Developers take the initiative as Government assistance falls flat

Over seventy per cent of developers questioned rated Government efforts to boost the industry as entirely ineffective, relying on their own initiatives to get people moving. The majority of respondents highlighted the continued lack of available mortgage finance as a major barrier for buyers, and rated their own direct finance-based initiatives, such as shared equity schemes, as the most effective incentive for getting people moving.

David Bexon, Managing Director of SmartNewHomes.com, comments:

“The optimistic market outlook from developers is an encouraging sign that we may now have passed the worst of the downturn. Prices are certainly no longer in freefall, with increased activity from homebuyers since the start of the year and early indicators of improvement in the mortgage market, prompting signs of stability.

“Homebuyers are returning to the new homes market, taking advantage of hugely competitive prices and a vast range of incentives to purchase the best of the remaining stock. Key areas of demand, such as affordable family homes are disappearing quickly as buyers seize one of the best ever opportunities to trade up.

“Prices have come down enough to bring out the speculative buyers in force in the first quarter of 2009, but developer incentives have proved a key means for actually pushing through sales in the new homes market.

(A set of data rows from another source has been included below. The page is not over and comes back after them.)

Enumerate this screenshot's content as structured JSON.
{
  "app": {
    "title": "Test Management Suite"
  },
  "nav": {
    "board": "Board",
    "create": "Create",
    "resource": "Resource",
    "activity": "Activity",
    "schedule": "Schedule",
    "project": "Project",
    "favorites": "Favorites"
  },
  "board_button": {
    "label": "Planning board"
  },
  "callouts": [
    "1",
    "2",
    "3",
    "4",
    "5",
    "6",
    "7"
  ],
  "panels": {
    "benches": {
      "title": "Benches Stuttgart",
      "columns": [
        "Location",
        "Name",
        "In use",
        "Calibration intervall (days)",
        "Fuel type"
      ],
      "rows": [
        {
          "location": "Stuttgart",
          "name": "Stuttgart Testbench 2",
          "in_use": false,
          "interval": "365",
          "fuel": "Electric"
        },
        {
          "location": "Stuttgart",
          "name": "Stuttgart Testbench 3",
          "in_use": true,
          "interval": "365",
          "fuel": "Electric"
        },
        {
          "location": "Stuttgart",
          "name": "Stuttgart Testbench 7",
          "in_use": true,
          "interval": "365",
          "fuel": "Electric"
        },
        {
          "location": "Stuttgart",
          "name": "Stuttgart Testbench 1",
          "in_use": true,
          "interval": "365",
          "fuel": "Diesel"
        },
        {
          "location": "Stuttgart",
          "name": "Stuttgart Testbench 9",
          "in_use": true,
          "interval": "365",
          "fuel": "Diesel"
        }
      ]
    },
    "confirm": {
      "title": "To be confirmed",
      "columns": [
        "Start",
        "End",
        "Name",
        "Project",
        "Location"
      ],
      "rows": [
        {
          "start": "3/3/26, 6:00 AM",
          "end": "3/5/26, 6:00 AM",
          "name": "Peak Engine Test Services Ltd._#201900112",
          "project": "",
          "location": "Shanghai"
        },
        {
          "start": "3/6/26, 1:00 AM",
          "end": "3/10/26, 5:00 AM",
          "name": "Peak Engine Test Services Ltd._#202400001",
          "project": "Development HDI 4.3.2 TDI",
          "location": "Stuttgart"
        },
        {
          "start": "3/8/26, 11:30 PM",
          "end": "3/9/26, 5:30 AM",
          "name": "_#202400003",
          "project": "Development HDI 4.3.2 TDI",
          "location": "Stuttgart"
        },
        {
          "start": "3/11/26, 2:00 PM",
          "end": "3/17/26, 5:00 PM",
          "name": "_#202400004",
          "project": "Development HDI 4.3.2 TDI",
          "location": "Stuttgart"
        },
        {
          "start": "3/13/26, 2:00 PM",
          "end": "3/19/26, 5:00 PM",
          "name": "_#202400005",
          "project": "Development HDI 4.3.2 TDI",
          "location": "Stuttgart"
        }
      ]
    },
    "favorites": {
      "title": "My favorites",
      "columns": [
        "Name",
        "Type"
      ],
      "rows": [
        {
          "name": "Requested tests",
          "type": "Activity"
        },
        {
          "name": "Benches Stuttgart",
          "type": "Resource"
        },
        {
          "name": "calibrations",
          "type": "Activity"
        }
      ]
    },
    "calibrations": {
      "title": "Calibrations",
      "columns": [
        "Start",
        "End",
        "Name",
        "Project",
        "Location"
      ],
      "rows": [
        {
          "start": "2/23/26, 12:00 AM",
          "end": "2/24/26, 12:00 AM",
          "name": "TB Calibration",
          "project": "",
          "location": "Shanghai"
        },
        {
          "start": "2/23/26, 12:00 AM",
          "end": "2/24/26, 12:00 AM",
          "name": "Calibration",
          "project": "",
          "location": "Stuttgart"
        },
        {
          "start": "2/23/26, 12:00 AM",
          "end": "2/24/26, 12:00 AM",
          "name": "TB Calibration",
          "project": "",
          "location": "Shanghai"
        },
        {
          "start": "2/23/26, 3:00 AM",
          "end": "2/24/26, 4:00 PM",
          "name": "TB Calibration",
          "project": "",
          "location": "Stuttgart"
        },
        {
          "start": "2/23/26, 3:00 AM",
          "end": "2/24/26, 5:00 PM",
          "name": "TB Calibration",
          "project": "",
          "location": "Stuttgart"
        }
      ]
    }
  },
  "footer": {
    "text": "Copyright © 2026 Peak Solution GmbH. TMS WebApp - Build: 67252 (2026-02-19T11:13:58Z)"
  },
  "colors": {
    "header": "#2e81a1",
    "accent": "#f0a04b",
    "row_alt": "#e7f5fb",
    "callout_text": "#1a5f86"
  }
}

“It has been left largely to developers themselves to find ways of getting round the restricted availability of mortgage finance. Developers’ own shared equity initiatives have proved to be a major facilitator for first time buyers, significantly reducing the deposit required to obtain a competitive mortgage rate.

Imminent Shortfall

“We are facing an imminent shortfall in supply, brought on by the severe lack of new home starts and the Government’s abject failure to boost production of the very homes desperately needed to meet its own targets.

“The industry is in serious need of greater Government support if it is come anywhere close to meeting the nation’s housing needs. It has been hit extremely hard by the credit crunch, with redundancies, loss of revenue and decreased land values. As things stand developers will be ill-equipped to meet pent-up demand once the market begins its recovery.

“The Government is standing by its housing targets, but it failed to offer any sort of genuine stimulus in the Budget to go any way towards achieving this. Major financial support is needed, both to kick-start stalled projects and to allow developers to commence the new schemes, which will be required to prevent a long-lasting housing shortfall.”